Directive anticipée

  • Texte de référence

 Le décret n° 2006-119 relatif aux directives anticipées portant application de la loi du 22 avril 2005, dite « loi Léonetti » précise les modalités retenues des directives anticipées (art. L.1111-11 CSP).

  • Conditions

La directive anticipée est un écrit rédigé par le résidant (avec incapacité ou sans) par lequel il fait connaître ses désirs quant aux questions relatives à sa fin de vie, en particulier sur la question de l’arrêt ou de la limitation des traitements.

Le résidant, qu’il soit ou non en fin de vie, a la liberté de demander l’arrêt des traitements et ce, même si cet arrêt peut mettre sa vie en danger (art. L 1111-4, al. 2 CSP et L 1111-12 CSP).
Cet écrit doit être daté, signé et authentifié par le nom, le prénom, la date et le lieu de naissance du rédacteur (art. R. 1111-17 CSP). Le texte n’exige pas d’autres formes particulières qui sont réduites à leur plus simple expression. La directive n’ayant qu’une valeur consultative, on a estimé que la protection finale par le médecin était suffisante.
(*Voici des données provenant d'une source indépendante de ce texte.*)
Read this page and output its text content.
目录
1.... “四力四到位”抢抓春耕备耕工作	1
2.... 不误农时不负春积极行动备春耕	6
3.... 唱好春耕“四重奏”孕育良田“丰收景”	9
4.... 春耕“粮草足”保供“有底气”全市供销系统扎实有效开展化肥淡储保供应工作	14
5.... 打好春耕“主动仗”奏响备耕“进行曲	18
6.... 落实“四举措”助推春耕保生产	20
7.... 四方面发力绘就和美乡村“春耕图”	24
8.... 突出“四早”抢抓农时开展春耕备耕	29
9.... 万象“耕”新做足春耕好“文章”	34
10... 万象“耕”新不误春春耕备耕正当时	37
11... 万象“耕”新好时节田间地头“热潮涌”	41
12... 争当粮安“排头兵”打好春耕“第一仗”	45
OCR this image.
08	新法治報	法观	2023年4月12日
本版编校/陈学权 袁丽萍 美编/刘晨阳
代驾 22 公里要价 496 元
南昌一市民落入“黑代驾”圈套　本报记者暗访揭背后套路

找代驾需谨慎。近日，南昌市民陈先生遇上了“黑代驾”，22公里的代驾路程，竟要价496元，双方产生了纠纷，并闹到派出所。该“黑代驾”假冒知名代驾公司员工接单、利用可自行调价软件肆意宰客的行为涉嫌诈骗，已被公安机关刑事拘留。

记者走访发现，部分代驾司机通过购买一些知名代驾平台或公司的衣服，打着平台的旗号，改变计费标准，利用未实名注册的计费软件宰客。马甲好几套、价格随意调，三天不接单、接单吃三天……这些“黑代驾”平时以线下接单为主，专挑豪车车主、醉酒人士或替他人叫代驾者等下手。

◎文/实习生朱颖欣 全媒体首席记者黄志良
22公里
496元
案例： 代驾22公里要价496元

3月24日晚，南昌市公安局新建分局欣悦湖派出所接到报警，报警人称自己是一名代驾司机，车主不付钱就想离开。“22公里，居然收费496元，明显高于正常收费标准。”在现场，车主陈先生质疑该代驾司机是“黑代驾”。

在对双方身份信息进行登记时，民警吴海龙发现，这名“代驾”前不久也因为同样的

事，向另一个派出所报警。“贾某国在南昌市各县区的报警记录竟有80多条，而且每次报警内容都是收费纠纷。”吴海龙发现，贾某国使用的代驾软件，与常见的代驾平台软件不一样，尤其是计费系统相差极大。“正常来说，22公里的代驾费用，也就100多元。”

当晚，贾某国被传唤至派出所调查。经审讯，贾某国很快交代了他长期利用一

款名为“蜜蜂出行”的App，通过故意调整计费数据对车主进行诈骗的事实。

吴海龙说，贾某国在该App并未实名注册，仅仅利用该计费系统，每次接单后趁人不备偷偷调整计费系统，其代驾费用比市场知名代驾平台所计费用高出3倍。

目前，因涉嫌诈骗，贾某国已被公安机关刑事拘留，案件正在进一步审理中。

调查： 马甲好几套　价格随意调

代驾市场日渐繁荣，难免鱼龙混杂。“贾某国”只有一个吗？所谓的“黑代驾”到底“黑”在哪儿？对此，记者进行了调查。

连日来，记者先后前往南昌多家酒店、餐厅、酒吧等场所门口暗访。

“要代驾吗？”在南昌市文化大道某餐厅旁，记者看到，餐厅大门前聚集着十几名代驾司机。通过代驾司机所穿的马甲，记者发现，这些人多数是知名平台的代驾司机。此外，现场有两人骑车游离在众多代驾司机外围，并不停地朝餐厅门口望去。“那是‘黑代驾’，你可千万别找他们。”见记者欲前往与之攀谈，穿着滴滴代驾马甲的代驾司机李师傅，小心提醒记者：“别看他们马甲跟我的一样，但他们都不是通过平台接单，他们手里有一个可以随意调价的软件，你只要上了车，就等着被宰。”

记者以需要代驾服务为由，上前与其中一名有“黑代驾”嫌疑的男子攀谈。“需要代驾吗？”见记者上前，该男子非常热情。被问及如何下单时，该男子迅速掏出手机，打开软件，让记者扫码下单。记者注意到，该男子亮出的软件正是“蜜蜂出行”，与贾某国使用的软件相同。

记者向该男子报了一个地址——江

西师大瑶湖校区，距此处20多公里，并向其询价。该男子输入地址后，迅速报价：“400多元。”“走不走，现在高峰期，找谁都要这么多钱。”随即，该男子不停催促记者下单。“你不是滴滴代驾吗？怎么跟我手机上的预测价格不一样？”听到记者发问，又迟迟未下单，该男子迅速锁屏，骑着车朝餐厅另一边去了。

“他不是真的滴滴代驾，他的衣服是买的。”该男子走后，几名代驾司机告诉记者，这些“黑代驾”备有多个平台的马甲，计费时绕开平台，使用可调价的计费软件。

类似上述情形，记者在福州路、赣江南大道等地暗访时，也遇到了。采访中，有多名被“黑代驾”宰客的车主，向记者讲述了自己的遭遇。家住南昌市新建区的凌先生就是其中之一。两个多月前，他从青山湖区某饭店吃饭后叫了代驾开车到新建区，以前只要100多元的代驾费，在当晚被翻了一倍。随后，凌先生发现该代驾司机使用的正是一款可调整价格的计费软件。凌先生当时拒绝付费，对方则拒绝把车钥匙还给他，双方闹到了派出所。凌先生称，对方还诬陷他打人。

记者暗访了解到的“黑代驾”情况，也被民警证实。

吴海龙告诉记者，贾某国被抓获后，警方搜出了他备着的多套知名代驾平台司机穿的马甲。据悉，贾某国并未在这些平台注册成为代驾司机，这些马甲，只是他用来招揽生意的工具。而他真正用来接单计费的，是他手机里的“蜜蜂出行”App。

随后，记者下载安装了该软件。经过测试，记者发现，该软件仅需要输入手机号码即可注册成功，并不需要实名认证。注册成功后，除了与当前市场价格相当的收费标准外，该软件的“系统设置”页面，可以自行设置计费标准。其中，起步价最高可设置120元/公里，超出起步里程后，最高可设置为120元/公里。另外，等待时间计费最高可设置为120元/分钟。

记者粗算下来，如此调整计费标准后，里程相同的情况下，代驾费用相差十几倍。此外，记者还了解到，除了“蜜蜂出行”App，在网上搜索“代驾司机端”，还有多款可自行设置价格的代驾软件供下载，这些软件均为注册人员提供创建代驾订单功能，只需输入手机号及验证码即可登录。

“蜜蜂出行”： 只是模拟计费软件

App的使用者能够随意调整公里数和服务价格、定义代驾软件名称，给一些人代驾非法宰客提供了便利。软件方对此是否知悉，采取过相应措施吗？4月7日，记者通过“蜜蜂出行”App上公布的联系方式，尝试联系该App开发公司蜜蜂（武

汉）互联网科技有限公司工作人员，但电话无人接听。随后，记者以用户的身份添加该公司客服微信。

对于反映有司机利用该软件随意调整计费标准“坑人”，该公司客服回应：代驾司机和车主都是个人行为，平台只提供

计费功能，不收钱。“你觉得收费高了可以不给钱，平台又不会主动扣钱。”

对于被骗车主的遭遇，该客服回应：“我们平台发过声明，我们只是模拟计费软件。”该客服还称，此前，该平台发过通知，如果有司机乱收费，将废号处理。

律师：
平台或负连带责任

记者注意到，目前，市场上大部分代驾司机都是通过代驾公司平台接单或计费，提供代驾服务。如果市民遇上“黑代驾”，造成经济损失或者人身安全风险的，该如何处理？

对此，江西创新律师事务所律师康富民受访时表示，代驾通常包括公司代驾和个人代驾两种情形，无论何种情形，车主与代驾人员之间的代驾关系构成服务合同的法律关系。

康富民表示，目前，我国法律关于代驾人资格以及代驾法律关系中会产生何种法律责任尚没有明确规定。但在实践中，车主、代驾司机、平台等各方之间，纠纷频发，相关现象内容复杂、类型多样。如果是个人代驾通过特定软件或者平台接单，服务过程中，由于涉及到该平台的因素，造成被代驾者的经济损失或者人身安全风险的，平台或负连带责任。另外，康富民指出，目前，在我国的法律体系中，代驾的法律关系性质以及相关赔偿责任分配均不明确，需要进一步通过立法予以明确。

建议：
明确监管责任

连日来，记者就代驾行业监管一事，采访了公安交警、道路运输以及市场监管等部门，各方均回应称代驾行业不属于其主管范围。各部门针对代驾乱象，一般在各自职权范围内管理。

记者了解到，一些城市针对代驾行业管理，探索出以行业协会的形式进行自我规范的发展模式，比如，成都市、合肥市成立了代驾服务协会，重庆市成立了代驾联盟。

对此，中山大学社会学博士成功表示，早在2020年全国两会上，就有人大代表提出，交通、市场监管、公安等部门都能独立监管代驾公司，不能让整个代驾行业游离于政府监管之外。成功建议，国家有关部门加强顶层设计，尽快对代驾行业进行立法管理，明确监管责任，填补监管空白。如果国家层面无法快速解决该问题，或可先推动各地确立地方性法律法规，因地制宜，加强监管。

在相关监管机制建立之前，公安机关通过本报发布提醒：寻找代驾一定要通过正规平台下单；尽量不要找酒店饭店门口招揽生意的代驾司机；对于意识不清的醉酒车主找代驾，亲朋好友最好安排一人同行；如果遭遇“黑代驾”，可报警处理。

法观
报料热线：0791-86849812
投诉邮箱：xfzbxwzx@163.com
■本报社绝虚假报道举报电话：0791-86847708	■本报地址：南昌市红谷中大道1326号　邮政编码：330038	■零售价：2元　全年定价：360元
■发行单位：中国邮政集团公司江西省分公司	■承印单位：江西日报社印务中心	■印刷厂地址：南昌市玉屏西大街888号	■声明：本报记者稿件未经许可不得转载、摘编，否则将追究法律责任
Si le résidant n’est plus dans la possibilité d’écrire, tout en restant capable d’exprimer sa volonté, il peut faire appel à deux témoins, dont la personne de confiance régulièrement désignée, pour attester que l’oral qui sera transcrit à l’écrit correspond à la véritable expression d’une volonté libre et éclairée. Ces témoins indiqueront leur nom et joindront leurs attestations à la directive anticipée (art. R. 1111-17, al 2 CSP). Enfin en toute hypothèse, le médecin traitant pourra, à la demande du résidant, attester de l’expression libre et éclairée de la volonté, l’attestation étant jointe aux directives et destinée au dossier médical du résidant.

Les directives peuvent être modifiées à tout moment, partiellement ou totalement dans les formes explicitées. Elles peuvent par contre être révoquées sans aucune formalité particulière.

Le médecin traitant doit vérifier que les formes prévues ont bien été respectées (art. R 1111-20 al. 2 CSP).

Le médecin traitant doit, même si aucune mention n’a été faite dans le dossier de soins sur l’existence éventuelle de directives, s’enquérir d’une telle existence auprès de la personne de confiance, de la famille, ou à défaut, des proches.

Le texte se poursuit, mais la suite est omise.